The following film notes were prepared for the New York State Writers Institute by Kevin Jack Hagopian, Senior Lecturer in Media Studies at Pennsylvania State University:

It is a dark, forbidding place, with long hallways disappearing into the gloom, and stairways with sudden turnings that lead nowhere, and rooms with a dozen corners. It is the "House of Fiction," the name Jacques Rivette has coined for his uncompromising cinematic style. With the late-career success of 2000’s VA SAVOIR, a mass audience has once again been invited into the House of Fiction, its first visit since 1966’s popular LA RELIGIEUSE.
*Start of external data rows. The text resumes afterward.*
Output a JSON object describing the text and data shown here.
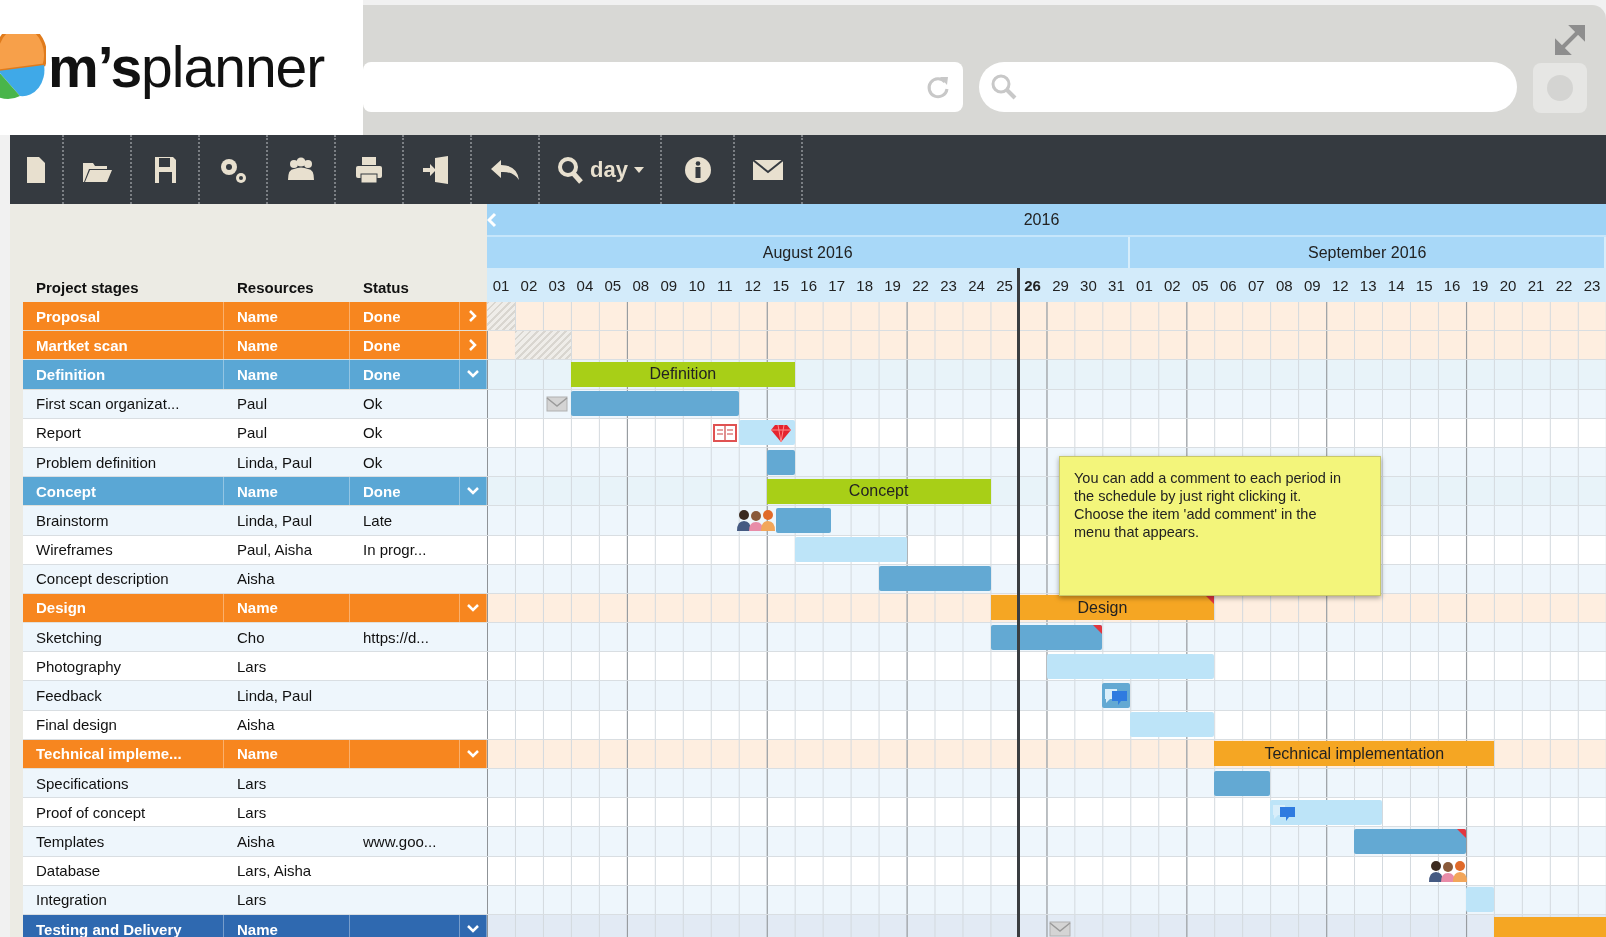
{
  "logo": {
    "text": "**m’s**planner"
  },
  "toolbar": {
    "zoom_label": "day"
  },
  "timeline": {
    "year": "2016",
    "months": [
      {
        "label": "August 2016",
        "days": [
          {
            "label": "01",
            "today": false
          },
          {
            "label": "02",
            "today": false
          },
          {
            "label": "03",
            "today": false
          },
          {
            "label": "04",
            "today": false
          },
          {
            "label": "05",
            "today": false
          },
          {
            "label": "08",
            "today": false
          },
          {
            "label": "09",
            "today": false
          },
          {
            "label": "10",
            "today": false
          },
          {
            "label": "11",
            "today": false
          },
          {
            "label": "12",
            "today": false
          },
          {
            "label": "15",
            "today": false
          },
          {
            "label": "16",
            "today": false
          },
          {
            "label": "17",
            "today": false
          },
          {
            "label": "18",
            "today": false
          },
          {
            "label": "19",
            "today": false
          },
          {
            "label": "22",
            "today": false
          },
          {
            "label": "23",
            "today": false
          },
          {
            "label": "24",
            "today": false
          },
          {
            "label": "25",
            "today": false
          },
          {
            "label": "26",
            "today": true
          },
          {
            "label": "29",
            "today": false
          },
          {
            "label": "30",
            "today": false
          },
          {
            "label": "31",
            "today": false
          }
        ]
      },
      {
        "label": "September 2016",
        "days": [
          {
            "label": "01",
            "today": false
          },
          {
            "label": "02",
            "today": false
          },
          {
            "label": "05",
            "today": false
          },
          {
            "label": "06",
            "today": false
          },
          {
            "label": "07",
            "today": false
          },
          {
            "label": "08",
            "today": false
          },
          {
            "label": "09",
            "today": false
          },
          {
            "label": "12",
            "today": false
          },
          {
            "label": "13",
            "today": false
          },
          {
            "label": "14",
            "today": false
          },
          {
            "label": "15",
            "today": false
          },
          {
            "label": "16",
            "today": false
          },
          {
            "label": "19",
            "today": false
          },
          {
            "label": "20",
            "today": false
          },
          {
            "label": "21",
            "today": false
          },
          {
            "label": "22",
            "today": false
          },
          {
            "label": "23",
            "today": false
          }
        ]
      }
    ]
  },
  "columns": [
    "Project stages",
    "Resources",
    "Status"
  ],
  "rows": [
    {
      "kind": "group",
      "name": "Proposal",
      "resources": "Name",
      "status": "Done",
      "color": "#f7861f",
      "expanded": false,
      "bars": [
        {
          "kind": "hatched"
        }
      ]
    },
    {
      "kind": "group",
      "name": "Martket scan",
      "resources": "Name",
      "status": "Done",
      "color": "#f7861f",
      "expanded": false,
      "bars": [
        {
          "kind": "hatched"
        }
      ]
    },
    {
      "kind": "group",
      "name": "Definition",
      "resources": "Name",
      "status": "Done",
      "color": "#5aa7d5",
      "expanded": true,
      "bars": [
        {
          "kind": "summary",
          "label": "Definition",
          "color": "#a8cf17"
        }
      ]
    },
    {
      "kind": "task",
      "name": "First scan organizat...",
      "resources": "Paul",
      "status": "Ok",
      "bars": [
        {
          "kind": "task",
          "color": "#63a9d3"
        }
      ],
      "markers": [
        {
          "kind": "mail"
        }
      ]
    },
    {
      "kind": "task",
      "name": "Report",
      "resources": "Paul",
      "status": "Ok",
      "bars": [
        {
          "kind": "task",
          "color": "#bde4f8"
        }
      ],
      "markers": [
        {
          "kind": "book"
        },
        {
          "kind": "gem"
        }
      ]
    },
    {
      "kind": "task",
      "name": "Problem definition",
      "resources": "Linda, Paul",
      "status": "Ok",
      "bars": [
        {
          "kind": "task",
          "color": "#63a9d3"
        }
      ]
    },
    {
      "kind": "group",
      "name": "Concept",
      "resources": "Name",
      "status": "Done",
      "color": "#5aa7d5",
      "expanded": true,
      "bars": [
        {
          "kind": "summary",
          "label": "Concept",
          "color": "#a8cf17"
        }
      ]
    },
    {
      "kind": "task",
      "name": "Brainstorm",
      "resources": "Linda, Paul",
      "status": "Late",
      "bars": [
        {
          "kind": "task",
          "color": "#63a9d3"
        }
      ],
      "markers": [
        {
          "kind": "people"
        }
      ]
    },
    {
      "kind": "task",
      "name": "Wireframes",
      "resources": "Paul, Aisha",
      "status": "In progr...",
      "bars": [
        {
          "kind": "task",
          "color": "#bde4f8"
        }
      ]
    },
    {
      "kind": "task",
      "name": "Concept description",
      "resources": "Aisha",
      "bars": [
        {
          "kind": "task",
          "color": "#63a9d3"
        }
      ]
    },
    {
      "kind": "group",
      "name": "Design",
      "resources": "Name",
      "color": "#f7861f",
      "expanded": true,
      "bars": [
        {
          "kind": "summary",
          "label": "Design",
          "color": "#f5a623",
          "flag": true
        }
      ]
    },
    {
      "kind": "task",
      "name": "Sketching",
      "resources": "Cho",
      "status": "https://d...",
      "bars": [
        {
          "kind": "task",
          "color": "#63a9d3",
          "flag": true
        }
      ]
    },
    {
      "kind": "task",
      "name": "Photography",
      "resources": "Lars",
      "bars": [
        {
          "kind": "task",
          "color": "#bde4f8"
        }
      ]
    },
    {
      "kind": "task",
      "name": "Feedback",
      "resources": "Linda, Paul",
      "bars": [
        {
          "kind": "task",
          "color": "#63a9d3"
        }
      ],
      "markers": [
        {
          "kind": "comment"
        }
      ]
    },
    {
      "kind": "task",
      "name": "Final design",
      "resources": "Aisha",
      "bars": [
        {
          "kind": "task",
          "color": "#bde4f8"
        }
      ]
    },
    {
      "kind": "group",
      "name": "Technical impleme...",
      "resources": "Name",
      "color": "#f7861f",
      "expanded": true,
      "bars": [
        {
          "kind": "summary",
          "label": "Technical implementation",
          "color": "#f5a623"
        }
      ]
    },
    {
      "kind": "task",
      "name": "Specifications",
      "resources": "Lars",
      "bars": [
        {
          "kind": "task",
          "color": "#63a9d3"
        }
      ]
    },
    {
      "kind": "task",
      "name": "Proof of concept",
      "resources": "Lars",
      "bars": [
        {
          "kind": "task",
          "color": "#bde4f8"
        }
      ],
      "markers": [
        {
          "kind": "comment"
        }
      ]
    },
    {
      "kind": "task",
      "name": "Templates",
      "resources": "Aisha",
      "status": "www.goo...",
      "bars": [
        {
          "kind": "task",
          "color": "#63a9d3",
          "flag": true
        }
      ]
    },
    {
      "kind": "task",
      "name": "Database",
      "resources": "Lars, Aisha",
      "markers": [
        {
          "kind": "people"
        }
      ]
    },
    {
      "kind": "task",
      "name": "Integration",
      "resources": "Lars",
      "bars": [
        {
          "kind": "task",
          "color": "#bde4f8"
        }
      ]
    },
    {
      "kind": "group",
      "name": "Testing and Delivery",
      "resources": "Name",
      "color": "#2f69b0",
      "expanded": true,
      "bars": [
        {
          "kind": "summary",
          "color": "#f5a623"
        }
      ],
      "markers": [
        {
          "kind": "mail"
        }
      ]
    }
  ],
  "comment_note": "You can add a comment to each period in the schedule by just right clicking it. Choose the item 'add comment' in the menu that appears."
}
Francois Truffaut once said that the French New Wave was "thanks to Rivette." At once expansive and provocative, the remark perfectly captures the qualities in Rivette, which made him a much-respected figure to his younger colleagues in the New Wave in the late 1950s. Like Truffaut and Jean-Luc Godard, he wrote for the influential film journal Cahiers du Cinema, and it was widely assumed that it would be Rivette who would first make the move from critic to director. In fact, Rivette began shooting his debut film, PARIS NOUS APPARTIENT, before any of his New Wave colleagues. The film initiated Rivette’s subtle, monolithic style, with its over 30 characters, its multitude of settings, and its largely improvised script. Production on the film wandered as Rivette and his collaborators continued revising their ideas, and distributors were chary of releasing such an ambiguous work on an unsuspecting public. It took the international success of Truffaut’s THE 400 BLOWS, Godard’s BREATHLESS, and Alain Resnais’ HIROSHIMA, MON AMOUR to prepare the ground for Rivette. The films of Jacques Rivette were, and remain, unremitting in their demands on an audience’s intelligence.
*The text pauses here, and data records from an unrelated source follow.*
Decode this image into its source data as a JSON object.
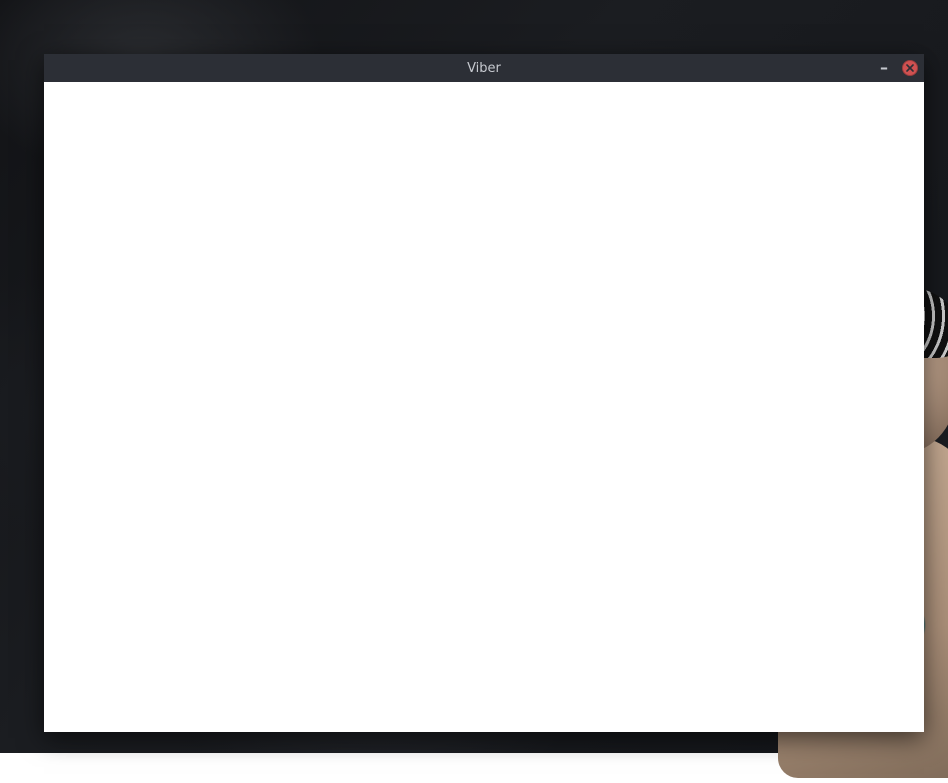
{
  "window": {
    "title": "Viber",
    "minimize_glyph": "–"
  }
}
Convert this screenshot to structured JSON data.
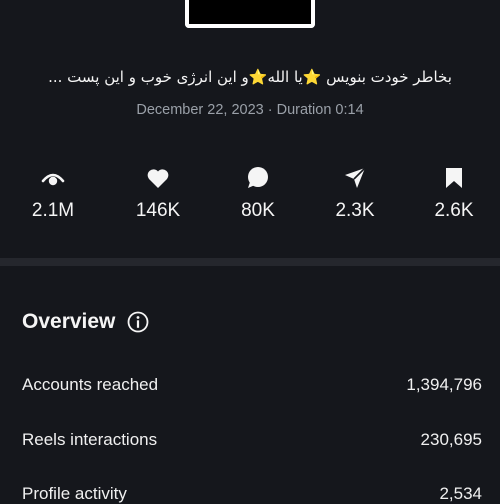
{
  "post": {
    "caption": "بخاطر خودت بنویس ⭐یا الله⭐و این انرژی خوب و این پست ...",
    "date": "December 22, 2023",
    "duration": "Duration 0:14"
  },
  "stats": [
    {
      "icon": "eye-icon",
      "value": "2.1M"
    },
    {
      "icon": "heart-icon",
      "value": "146K"
    },
    {
      "icon": "comment-icon",
      "value": "80K"
    },
    {
      "icon": "share-icon",
      "value": "2.3K"
    },
    {
      "icon": "bookmark-icon",
      "value": "2.6K"
    }
  ],
  "overview": {
    "title": "Overview",
    "rows": [
      {
        "label": "Accounts reached",
        "value": "1,394,796"
      },
      {
        "label": "Reels interactions",
        "value": "230,695"
      },
      {
        "label": "Profile activity",
        "value": "2,534"
      }
    ]
  },
  "colors": {
    "background": "#15171c",
    "divider": "#25272d",
    "muted": "#9aa0a8"
  }
}
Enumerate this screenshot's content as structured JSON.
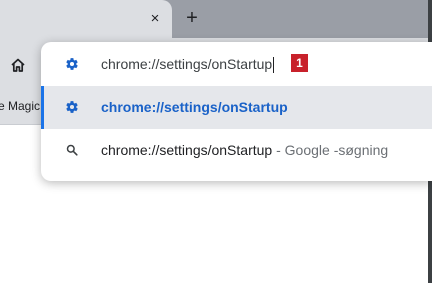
{
  "browser": {
    "new_tab_glyph": "+",
    "close_tab_glyph": "×",
    "bookmark_fragment": "e Magic"
  },
  "omnibox": {
    "value": "chrome://settings/onStartup",
    "icon": "gear-icon",
    "step_marker": "1"
  },
  "suggestions": [
    {
      "icon": "gear-icon",
      "text": "chrome://settings/onStartup",
      "selected": true
    },
    {
      "icon": "search-icon",
      "text": "chrome://settings/onStartup",
      "separator": " - ",
      "suffix": "Google -søgning",
      "selected": false
    }
  ],
  "colors": {
    "accent": "#1a73e8",
    "marker": "#c8212b",
    "chrome_bg": "#dcdee2"
  }
}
From 1966 to 1972, Rivette enjoyed his greatest success. His films were imbued with the questioning spirit of Paris ’68, and his films became celebrated even among those who were put off by his distant, even opaque approach. With the release of 1966’s LE RELIGIEUSE, Rivette came perfectly into synch with the tumult of his times. The film is the story of "Suzanne Simonin," (Anna Karina), a young woman of the eighteenth century who is trapped in the rigid order of convent society. At war with her Mother Superior, played with calculating cruelty by Micheline Presle, Suzanne continues her campaign of self-assertion against the psychological bondage of the convent. It is a conflict that eventually becomes a mortal one, exploding across boundaries of sexuality and power.

LE RELIGIEUSE was seen by many as an allegory for the intransigence of power of Gaullist France. This impression was strengthened when the film was banned in France for two years because of its anti-Catholicism. When, after two years, the film finally made it into general release, it was received in triumph as an official selection at the Cannes Film Festival—a triumph that was repeated more than three decades later by VA SAVOIR. With LA RELIGIEUSE, Rivette offered an understanding of the mechanisms of power, and their brutalizing response to nonconformity that still inspires audiences, who find Rivette’s thickly textured narrative a perfect setting for exploring the complexities of authoritarian society. And Rivette’s heroine, Suzanne, is in the vanguard of a politicized screen feminism. LA RELIGIEUSE is a document of its very turbulent days, but it is also a record of a moment when an entire society saw the world through the eyes of a director whose vision has remained focused and clear over the long years.